Quantifying Retinal Layer Thickness in Murine Alzheimer's Models

P301S, P301L mice and age- and strain-matched WT mice were examined by OCT before sacrifice. Briefly, mice were anesthetized via intraperitoneal injection with a combination of ketamine (100 mg/kg) and xylazine (10 mg/kg). Mouse eyes were topically dilated with one drop of tropicamide and phenylephrine. Eyes were imaged using Spectral Domain Ophthalmic Imaging System (Envisu R2200, Bioptigen Inc., NC) as described previously [41 (link)–43 (link)]. Annular scans consisted of 1000 A-scans × 100 B-scans covering a donut-shaped area centered at the optic nerve disc were performed in order to remove variance of optic nerve head measurement. The inner and outer radiuses of the donut-shaped area were 200 and 700 μm from the center of the optic nerve disc, respectively. Then OCT depth thickness report and analysis were generated from Bioptigen’s automated segmentation algorithm developed for the murine eye.
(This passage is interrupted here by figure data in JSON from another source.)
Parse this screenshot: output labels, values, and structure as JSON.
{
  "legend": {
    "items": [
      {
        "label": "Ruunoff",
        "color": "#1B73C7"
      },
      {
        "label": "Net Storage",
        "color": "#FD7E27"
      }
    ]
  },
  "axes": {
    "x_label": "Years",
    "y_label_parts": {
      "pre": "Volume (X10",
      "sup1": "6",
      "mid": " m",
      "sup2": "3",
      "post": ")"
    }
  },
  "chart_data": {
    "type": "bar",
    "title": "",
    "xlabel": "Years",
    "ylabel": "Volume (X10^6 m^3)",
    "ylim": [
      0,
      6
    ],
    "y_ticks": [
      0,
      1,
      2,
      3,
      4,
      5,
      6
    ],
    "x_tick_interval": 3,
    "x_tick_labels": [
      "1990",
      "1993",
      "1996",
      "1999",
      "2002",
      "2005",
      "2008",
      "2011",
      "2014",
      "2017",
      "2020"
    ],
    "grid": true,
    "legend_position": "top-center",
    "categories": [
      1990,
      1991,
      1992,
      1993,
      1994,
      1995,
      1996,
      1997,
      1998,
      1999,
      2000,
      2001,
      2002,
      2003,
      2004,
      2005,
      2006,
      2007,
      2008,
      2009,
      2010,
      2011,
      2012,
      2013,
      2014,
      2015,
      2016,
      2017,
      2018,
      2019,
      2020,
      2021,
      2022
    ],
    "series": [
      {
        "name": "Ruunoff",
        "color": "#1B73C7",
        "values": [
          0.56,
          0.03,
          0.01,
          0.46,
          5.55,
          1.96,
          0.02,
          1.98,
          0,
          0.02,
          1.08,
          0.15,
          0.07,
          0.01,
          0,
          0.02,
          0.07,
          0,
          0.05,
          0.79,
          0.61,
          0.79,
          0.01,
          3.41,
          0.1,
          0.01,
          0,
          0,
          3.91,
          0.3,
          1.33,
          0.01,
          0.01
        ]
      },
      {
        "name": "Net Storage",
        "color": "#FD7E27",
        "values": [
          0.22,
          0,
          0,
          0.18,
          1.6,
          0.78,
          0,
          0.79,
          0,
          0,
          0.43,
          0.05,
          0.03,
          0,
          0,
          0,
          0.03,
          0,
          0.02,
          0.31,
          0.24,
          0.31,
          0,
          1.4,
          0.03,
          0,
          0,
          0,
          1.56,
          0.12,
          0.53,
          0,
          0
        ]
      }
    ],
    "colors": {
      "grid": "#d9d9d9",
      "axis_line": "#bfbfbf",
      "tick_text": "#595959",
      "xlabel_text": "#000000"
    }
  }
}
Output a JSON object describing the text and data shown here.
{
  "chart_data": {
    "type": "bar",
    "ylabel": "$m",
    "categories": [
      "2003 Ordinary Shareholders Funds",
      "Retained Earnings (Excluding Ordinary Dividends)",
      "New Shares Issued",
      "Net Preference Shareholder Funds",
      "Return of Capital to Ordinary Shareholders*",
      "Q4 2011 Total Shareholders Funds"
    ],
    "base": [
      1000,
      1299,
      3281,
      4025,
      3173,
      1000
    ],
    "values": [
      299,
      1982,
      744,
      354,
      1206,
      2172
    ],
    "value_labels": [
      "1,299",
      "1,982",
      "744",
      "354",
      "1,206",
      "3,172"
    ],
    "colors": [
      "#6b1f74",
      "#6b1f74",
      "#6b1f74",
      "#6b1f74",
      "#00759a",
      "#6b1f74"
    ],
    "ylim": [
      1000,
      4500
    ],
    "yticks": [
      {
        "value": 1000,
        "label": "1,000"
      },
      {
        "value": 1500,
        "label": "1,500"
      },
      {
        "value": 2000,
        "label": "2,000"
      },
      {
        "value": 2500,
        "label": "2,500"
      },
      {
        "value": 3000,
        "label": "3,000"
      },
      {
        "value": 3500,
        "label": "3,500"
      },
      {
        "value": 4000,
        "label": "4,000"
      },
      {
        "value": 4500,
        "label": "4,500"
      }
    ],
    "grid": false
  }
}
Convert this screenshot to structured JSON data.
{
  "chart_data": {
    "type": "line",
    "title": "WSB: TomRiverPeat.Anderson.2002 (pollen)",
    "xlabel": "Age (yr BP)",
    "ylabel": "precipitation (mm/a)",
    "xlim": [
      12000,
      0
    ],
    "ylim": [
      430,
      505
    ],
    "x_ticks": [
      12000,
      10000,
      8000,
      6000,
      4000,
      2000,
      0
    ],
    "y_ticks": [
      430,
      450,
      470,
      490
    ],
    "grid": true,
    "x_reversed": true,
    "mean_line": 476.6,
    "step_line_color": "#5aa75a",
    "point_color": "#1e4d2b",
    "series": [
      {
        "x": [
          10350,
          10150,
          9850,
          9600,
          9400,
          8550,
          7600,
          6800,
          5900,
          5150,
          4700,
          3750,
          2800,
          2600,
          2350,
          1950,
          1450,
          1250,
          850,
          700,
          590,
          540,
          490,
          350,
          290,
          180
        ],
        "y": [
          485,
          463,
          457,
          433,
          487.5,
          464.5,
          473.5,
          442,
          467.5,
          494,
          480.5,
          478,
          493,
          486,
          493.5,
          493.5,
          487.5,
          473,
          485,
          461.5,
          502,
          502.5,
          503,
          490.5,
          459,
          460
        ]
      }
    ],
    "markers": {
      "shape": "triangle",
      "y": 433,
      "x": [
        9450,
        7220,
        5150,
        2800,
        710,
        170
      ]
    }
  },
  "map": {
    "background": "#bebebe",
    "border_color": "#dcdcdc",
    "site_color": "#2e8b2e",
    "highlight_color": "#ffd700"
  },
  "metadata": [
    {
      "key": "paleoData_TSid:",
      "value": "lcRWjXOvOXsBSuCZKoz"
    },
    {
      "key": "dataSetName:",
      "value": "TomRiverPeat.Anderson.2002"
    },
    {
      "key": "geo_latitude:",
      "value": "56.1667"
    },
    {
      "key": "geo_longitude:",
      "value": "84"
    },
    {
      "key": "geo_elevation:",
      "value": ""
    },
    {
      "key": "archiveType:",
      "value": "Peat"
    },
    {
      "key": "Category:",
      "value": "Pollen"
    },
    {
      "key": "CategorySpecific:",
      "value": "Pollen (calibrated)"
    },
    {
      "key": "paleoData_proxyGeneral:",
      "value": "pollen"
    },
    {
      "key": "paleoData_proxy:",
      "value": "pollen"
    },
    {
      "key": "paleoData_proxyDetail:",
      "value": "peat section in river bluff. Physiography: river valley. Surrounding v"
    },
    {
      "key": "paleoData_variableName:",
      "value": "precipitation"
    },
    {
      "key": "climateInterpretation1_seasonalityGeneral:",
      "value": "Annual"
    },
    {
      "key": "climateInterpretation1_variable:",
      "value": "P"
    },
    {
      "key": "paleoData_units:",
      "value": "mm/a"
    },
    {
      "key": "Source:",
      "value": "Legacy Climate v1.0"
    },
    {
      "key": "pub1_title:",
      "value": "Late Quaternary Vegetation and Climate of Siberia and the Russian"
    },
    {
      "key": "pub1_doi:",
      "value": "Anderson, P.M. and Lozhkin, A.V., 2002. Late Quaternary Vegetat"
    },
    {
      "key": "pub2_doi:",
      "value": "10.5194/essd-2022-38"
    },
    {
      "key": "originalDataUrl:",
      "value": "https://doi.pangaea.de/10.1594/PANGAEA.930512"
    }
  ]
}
The thickness of each retinal layer presented in the report for each eye was an average of 100,000 measurements (A-scans) in the donut-shaped area, which accurately measured retinal thickness and excluded the necessity to register and quantify the same anatomical landmark between different animals. The ganglion cell complex (GCC) includes all three innermost layers: the nerve fiber layer (NFL), the ganglion cell layer (GCL) and the inner plexiform layer (IPL).